VMs are designed to run most operating systems without modification. The user can typically boot the installation media and install the OS as if all this were taking place on an actual computer. That said, after the installation is complete, the user can also install a set of tools (essentially a device driver package) that allows better integration between the guest OS and its host.
Such tools are available for Windows and Linux when running in VirtualBox or VMware, and include such functions as two-way clipboard sharing, enhanced graphics (including support for the host’s 3D hardware acceleration features), and more tightly-integrated networking. These add-ons are not vital, since the guest OS will usually run decently well without them, but they enhance day-to-day use of the guest and make certain tasks easier—e.g., network integration between the guest and host for the sake of copying files in or out.
Because virtualization has become such a cornerstone technology, especially in the server world, it’s bound to evolve in ways that influence computing in any number of other realms. Here are a few future trends that are worth looking out for.

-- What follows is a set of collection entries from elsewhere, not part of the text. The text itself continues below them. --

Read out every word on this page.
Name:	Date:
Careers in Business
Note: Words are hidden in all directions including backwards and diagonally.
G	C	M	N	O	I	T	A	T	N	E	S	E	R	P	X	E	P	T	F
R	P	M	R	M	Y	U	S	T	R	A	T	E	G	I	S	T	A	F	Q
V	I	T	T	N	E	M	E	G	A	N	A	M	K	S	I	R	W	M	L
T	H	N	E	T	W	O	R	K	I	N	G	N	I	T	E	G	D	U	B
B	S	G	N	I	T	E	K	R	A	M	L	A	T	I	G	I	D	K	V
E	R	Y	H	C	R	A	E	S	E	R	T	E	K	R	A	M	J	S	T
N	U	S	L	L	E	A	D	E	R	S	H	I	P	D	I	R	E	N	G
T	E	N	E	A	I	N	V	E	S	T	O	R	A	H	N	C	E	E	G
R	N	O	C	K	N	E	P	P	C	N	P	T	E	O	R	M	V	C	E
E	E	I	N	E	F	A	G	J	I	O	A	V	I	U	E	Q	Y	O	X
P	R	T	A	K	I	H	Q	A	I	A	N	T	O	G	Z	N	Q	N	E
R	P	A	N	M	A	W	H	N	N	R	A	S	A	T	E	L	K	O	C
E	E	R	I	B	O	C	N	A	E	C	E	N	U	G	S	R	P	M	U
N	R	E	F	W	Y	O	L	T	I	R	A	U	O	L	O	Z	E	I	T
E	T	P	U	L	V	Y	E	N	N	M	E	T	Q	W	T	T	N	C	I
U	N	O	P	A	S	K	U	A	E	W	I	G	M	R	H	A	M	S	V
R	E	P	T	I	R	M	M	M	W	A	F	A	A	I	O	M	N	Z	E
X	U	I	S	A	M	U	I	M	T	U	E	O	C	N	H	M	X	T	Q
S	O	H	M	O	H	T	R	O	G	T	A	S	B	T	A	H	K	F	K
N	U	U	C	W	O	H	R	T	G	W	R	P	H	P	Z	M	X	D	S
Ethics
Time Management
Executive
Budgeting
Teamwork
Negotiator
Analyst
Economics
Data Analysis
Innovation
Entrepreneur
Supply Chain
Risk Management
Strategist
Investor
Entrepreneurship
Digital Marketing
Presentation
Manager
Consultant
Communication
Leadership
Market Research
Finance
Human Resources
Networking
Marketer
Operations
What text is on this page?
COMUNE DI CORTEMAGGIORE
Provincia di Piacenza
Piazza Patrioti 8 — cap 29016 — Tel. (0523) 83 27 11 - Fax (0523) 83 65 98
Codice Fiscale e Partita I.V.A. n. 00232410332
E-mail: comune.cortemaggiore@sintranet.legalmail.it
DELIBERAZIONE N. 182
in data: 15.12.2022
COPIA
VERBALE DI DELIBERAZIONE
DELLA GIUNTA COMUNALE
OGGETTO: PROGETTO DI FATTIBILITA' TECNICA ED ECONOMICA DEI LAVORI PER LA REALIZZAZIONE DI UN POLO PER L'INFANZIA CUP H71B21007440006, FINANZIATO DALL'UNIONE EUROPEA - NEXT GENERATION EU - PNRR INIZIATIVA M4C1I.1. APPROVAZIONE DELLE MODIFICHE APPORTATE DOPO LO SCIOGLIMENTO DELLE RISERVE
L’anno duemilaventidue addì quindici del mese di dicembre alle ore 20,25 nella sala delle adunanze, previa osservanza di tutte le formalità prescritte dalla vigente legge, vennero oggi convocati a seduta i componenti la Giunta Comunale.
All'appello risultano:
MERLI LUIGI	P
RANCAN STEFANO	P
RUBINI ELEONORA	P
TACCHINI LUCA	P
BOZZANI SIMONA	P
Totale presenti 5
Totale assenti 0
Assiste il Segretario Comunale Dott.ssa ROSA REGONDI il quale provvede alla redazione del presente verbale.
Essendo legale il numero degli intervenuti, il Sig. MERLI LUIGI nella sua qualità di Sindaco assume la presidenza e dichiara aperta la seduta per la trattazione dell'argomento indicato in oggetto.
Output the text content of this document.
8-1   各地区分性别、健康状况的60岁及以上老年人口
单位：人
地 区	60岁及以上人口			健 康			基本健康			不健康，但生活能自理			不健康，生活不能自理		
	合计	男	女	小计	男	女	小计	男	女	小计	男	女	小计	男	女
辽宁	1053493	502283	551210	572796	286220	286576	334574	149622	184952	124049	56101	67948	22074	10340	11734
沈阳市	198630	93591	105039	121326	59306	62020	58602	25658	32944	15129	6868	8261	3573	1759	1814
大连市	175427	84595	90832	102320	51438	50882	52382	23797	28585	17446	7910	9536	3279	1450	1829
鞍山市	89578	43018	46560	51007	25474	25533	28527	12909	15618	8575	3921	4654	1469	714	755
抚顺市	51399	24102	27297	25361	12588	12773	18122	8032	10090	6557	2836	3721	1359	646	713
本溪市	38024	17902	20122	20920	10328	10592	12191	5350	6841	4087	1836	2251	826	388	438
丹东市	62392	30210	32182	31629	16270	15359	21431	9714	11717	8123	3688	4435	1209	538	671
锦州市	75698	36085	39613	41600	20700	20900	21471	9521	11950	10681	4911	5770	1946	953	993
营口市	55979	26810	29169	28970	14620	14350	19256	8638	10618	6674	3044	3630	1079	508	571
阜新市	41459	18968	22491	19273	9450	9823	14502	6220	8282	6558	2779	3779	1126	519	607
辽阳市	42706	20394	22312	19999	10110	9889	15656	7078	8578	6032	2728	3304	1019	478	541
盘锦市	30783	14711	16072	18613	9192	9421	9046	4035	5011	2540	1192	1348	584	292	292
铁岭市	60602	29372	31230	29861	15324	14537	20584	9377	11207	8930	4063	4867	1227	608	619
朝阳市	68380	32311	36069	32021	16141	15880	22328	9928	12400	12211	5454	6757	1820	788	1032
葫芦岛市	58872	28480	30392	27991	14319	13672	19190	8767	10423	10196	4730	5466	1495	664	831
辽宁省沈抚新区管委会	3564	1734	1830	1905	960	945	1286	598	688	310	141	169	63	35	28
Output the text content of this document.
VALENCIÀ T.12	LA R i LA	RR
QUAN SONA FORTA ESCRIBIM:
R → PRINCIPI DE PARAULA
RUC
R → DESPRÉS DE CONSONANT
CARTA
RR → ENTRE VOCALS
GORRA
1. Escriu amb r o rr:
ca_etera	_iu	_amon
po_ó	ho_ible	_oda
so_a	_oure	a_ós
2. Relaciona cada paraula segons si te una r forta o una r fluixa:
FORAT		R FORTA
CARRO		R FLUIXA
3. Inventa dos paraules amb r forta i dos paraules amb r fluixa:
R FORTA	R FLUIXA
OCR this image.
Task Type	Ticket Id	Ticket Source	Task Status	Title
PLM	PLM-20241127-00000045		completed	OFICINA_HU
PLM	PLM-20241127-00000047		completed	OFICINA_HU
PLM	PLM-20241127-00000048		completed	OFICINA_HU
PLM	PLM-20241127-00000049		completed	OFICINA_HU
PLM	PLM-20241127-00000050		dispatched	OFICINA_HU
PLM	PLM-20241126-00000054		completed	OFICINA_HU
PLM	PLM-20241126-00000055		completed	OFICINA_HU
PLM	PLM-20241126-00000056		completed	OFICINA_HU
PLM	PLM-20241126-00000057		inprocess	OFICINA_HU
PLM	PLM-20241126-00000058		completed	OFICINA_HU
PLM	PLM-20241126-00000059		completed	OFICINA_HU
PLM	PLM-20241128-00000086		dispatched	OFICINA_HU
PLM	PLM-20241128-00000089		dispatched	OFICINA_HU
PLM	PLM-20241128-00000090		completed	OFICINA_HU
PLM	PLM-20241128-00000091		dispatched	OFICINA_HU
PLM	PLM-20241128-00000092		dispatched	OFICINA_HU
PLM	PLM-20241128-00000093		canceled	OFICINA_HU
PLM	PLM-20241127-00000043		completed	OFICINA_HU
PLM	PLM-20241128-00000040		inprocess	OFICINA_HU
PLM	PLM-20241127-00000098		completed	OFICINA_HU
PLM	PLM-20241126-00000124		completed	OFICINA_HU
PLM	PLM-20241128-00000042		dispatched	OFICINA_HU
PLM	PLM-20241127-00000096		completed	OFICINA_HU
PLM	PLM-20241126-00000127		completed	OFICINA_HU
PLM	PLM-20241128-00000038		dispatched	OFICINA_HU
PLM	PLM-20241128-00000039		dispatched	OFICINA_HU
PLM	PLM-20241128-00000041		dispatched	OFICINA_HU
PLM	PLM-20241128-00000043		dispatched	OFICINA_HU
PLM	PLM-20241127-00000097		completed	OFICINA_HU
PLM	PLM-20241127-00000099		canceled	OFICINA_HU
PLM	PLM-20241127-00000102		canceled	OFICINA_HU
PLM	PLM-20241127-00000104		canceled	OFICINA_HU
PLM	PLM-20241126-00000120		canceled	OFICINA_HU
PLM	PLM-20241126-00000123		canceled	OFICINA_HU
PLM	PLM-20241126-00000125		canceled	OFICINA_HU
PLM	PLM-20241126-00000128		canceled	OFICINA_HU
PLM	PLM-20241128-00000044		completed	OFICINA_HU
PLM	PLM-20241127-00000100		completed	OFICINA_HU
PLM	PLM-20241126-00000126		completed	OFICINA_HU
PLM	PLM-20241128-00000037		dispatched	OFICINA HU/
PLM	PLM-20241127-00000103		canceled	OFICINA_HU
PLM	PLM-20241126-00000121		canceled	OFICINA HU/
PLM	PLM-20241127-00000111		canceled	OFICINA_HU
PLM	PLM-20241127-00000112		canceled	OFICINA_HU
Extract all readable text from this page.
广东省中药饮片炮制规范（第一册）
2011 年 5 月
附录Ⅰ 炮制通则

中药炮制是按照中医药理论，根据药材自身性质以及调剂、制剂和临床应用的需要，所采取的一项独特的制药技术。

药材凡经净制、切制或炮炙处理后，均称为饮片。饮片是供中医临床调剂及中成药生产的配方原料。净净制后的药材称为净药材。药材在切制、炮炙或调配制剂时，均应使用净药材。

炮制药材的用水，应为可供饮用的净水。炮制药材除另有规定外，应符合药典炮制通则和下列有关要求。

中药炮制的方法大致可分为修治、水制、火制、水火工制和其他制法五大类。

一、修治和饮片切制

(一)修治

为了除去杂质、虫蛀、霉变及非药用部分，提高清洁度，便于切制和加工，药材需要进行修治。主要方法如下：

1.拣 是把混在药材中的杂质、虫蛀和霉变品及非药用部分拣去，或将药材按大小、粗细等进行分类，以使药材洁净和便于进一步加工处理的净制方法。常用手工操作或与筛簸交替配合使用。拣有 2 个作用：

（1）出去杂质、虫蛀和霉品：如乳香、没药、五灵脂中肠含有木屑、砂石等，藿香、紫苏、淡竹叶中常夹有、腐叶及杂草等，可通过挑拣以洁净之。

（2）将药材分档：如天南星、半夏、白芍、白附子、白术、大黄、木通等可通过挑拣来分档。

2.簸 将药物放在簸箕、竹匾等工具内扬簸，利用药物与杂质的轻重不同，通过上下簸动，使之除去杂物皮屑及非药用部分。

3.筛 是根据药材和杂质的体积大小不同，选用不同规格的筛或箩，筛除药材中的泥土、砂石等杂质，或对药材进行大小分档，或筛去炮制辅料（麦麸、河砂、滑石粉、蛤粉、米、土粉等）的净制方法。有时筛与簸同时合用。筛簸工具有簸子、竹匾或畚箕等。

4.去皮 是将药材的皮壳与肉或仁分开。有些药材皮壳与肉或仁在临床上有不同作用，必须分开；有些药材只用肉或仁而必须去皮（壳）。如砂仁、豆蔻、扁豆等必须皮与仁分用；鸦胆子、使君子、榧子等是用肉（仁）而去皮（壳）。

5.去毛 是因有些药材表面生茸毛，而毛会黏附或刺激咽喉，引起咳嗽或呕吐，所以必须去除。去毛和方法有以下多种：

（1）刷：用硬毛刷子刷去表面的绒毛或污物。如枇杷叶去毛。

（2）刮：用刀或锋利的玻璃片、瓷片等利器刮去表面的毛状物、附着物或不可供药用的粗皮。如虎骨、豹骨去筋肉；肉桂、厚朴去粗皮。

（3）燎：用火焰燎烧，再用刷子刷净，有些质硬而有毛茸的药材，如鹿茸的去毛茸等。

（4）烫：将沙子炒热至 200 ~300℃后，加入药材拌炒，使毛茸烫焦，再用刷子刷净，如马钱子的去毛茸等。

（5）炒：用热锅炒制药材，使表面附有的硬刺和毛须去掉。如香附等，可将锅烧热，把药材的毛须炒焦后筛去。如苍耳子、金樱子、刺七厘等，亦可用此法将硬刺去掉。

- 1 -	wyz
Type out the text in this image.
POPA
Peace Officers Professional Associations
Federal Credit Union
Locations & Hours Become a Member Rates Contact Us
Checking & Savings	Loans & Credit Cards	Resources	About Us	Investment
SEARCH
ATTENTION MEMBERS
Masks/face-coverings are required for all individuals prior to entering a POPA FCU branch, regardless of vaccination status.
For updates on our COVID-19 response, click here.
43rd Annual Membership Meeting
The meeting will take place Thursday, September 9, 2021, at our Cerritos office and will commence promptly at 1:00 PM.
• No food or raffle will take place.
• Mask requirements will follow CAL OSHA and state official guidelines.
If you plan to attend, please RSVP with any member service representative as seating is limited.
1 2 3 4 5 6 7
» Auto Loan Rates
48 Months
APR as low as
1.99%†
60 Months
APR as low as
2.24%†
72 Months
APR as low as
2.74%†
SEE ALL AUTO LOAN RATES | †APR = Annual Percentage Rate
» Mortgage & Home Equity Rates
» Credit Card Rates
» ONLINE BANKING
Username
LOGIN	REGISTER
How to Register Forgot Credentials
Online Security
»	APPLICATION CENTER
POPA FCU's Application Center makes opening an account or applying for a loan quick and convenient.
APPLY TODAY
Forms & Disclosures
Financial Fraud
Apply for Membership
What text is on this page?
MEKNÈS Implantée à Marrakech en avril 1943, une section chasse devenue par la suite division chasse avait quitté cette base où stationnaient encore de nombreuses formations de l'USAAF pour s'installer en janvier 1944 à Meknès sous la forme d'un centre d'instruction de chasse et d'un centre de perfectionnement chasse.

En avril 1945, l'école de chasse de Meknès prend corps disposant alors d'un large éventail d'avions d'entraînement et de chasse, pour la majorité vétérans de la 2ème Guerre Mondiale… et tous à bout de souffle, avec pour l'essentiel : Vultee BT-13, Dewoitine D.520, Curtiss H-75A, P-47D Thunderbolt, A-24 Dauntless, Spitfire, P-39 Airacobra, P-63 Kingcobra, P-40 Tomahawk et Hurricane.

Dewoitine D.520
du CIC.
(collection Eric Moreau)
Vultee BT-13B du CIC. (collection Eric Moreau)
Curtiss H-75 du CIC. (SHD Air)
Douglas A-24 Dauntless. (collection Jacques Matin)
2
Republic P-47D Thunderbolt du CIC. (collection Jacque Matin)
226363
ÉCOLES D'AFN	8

Virtualization mostly works right now as something supported by the OS and the hardware—that is, it’s something the operating system and the underlying processor have the native capacity for, but which is only used when an application specifically asks for it.The next step up is for virtualization to be the default—for all OSes to run under a hypervisor as standard behavior, or to have the OS itself use a similar partitioning scheme to keep different user contexts separate. The hardware and OSes in question would talk to each other through an industry-standard set of interfaces, so it wouldn’t matter what hardware or OS was being used.
Another aspect of this will be tighter integration of I/O-intensive resources such as network or disk hardware. Those advances require close cooperation with hardware makers, but it’s ultimately in their best future interest to create hardware that virtualizes well, that is performs well under virtualization, and can offer a virtualization environments features that wouldn’t be possible in an unvirtualized environment — for instance, automatically creating a differenced version of the same physical disk between two or more virtualized OSes.
This in turn means virtualization solutions of different scales will be everywhere. Not just in the server, but on the desktop—especially now that the desktop routinely has enough storage, memory and CPU power to support virtualization solutions. It’s not clear how much further native support the desktop OS of the future will provide for virtualization or in what form (Windows 7’s XP mode comes to mind as a first step), but once the capacity is there, it’s bound to be used. Virtualization on mobile devices shouldn’t be dismissed either, especially with the appearance of products like VMware MVP, which allows multiple mobile OSes on a single device via virtual machines.
Finally, it’ll be come more crucial for software makers to think about virtualization as a common element of the computing environment, much as they have been previously pressured to think about and plan for using multiple cores. An app that’s aware it’s running in a virtual container can intelligently activate or deactivate functions that complement such an environment—for instance, to talk to standard virtualization interfaces when applicable.